Чили и не пытался слушать, вникать. Пусть себе говорит. Потом он спросил:

– Он на вас и руку поднимает?

– Когда очень уж раскипятится, то бывает, пробует. Иной раз хочется запустить в него каким-нибудь тяжелым предметом вроде лампы и убраться от него к чертовой матери.

– С Томми вы были в близких отношениях?

– Он был моим боссом.

– Разве он не ухлестывал за вами, не появлялся с вами повсюду?

– Да, но вы догадываетесь почему, не так ли? Чтобы показаться в обществе экстравагантной девицы и чтобы все подумали, что он еще ого-го. Томми был в том возрасте, когда с этим проблемы. А больше ничего, ей-богу, и не было. Спросите Эди.

– Вы с ней подруги? – спросил Чили. Лицо Тиффани так и расплылось в улыбке.

– Что вас так веселит?

– Вы говорите, как этот коп, Даррил, кажется? Он сказал, что знаком с вами.

– Он к вам заезжал?

– Сегодня утром. Вы оба все пытаетесь связать меня с Томми, чтобы можно было сказать: «Вот кто это сделал! Наверняка это Дерек!
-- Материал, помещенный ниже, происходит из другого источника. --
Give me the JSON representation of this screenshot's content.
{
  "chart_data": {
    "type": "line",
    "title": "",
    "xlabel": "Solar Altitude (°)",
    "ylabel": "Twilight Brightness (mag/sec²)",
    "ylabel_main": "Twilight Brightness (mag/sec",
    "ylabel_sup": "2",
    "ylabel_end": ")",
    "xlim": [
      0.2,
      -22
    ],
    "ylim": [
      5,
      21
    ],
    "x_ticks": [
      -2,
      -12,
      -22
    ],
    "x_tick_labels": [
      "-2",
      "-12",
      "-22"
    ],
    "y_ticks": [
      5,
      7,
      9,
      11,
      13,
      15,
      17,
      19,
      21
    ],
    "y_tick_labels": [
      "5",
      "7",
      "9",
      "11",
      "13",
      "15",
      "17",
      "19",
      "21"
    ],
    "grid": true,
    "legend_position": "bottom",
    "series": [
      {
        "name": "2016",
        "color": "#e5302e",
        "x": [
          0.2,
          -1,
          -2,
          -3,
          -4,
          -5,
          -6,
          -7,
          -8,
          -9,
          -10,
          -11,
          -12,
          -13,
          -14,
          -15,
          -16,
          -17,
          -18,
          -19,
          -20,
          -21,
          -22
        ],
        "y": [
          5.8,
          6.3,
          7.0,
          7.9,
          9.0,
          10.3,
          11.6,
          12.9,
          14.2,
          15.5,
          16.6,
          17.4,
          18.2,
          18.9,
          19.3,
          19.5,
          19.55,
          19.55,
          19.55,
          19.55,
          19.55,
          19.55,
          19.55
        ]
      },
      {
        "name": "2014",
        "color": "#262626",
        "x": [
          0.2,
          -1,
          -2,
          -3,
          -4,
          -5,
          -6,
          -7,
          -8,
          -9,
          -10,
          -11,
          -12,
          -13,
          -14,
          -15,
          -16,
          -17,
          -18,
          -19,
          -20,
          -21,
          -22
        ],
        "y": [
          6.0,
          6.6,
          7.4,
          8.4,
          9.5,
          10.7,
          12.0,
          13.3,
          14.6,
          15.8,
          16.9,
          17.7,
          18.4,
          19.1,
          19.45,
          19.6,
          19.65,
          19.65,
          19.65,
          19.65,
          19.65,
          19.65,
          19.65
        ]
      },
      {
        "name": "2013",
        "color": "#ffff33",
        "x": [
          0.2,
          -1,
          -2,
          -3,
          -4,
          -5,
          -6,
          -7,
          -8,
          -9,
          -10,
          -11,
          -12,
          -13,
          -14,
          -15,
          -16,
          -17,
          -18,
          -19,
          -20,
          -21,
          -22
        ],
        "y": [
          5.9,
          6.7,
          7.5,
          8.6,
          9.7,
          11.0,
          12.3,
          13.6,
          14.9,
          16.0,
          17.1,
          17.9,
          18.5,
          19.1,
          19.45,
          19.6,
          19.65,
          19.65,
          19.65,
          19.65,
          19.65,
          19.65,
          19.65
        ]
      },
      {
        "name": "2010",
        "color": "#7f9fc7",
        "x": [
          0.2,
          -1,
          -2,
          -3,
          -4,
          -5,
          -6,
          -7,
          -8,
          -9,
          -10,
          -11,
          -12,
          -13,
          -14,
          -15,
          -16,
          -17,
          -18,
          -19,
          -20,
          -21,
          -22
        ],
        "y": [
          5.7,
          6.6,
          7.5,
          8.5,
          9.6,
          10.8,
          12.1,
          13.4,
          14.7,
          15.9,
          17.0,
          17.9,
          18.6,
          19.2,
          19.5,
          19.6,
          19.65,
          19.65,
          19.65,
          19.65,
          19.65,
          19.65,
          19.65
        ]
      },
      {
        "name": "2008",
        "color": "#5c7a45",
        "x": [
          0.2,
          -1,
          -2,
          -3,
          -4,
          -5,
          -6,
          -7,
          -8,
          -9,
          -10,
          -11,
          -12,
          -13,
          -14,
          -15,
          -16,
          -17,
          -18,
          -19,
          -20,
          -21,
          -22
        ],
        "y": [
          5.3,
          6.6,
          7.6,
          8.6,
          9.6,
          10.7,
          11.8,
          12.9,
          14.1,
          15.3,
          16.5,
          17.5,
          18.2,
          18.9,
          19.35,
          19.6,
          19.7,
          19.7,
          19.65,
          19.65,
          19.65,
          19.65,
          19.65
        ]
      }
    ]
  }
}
Такой ненормальный, такой бешеный характер, вещи швыряет. Возможно даже, что он спит с Эди, почему бы нет?» Потом вы начинаете крутить дальше: ну хорошо, если это не Дерек, значит, другой какой-нибудь бешеный ревнивец, потому что причина тут явно в девке, учитывая репутацию Томми в этом смысле.

– Разве это так уж невероятно? – удивился Чили.

– Извините меня за грубость, но вот вы, будь вы девушкой, легли бы с Томми?

– Я могу представить себе девушку, делающую это ради заключения контракта.

– Если это стоящая девушка, ей это ни к чему. А если нет, – кому она нужна, даже для постели? Вот мне двадцать шесть лет, – сказала Тиффани, – и я мало что знаю. Но одного у меня не отнимешь – я работала на Томми с первого дня существования студии «БНБ», и в деле его я разбираюсь не хуже его самого и знаю всех его знакомых. Хотите знать, что я сказала вашему дружку Даррилу?

– Что же?

– Сказала, что вам лучше было бы использовать мои мозги, чем вынюхивать, с кем там Томми трахался.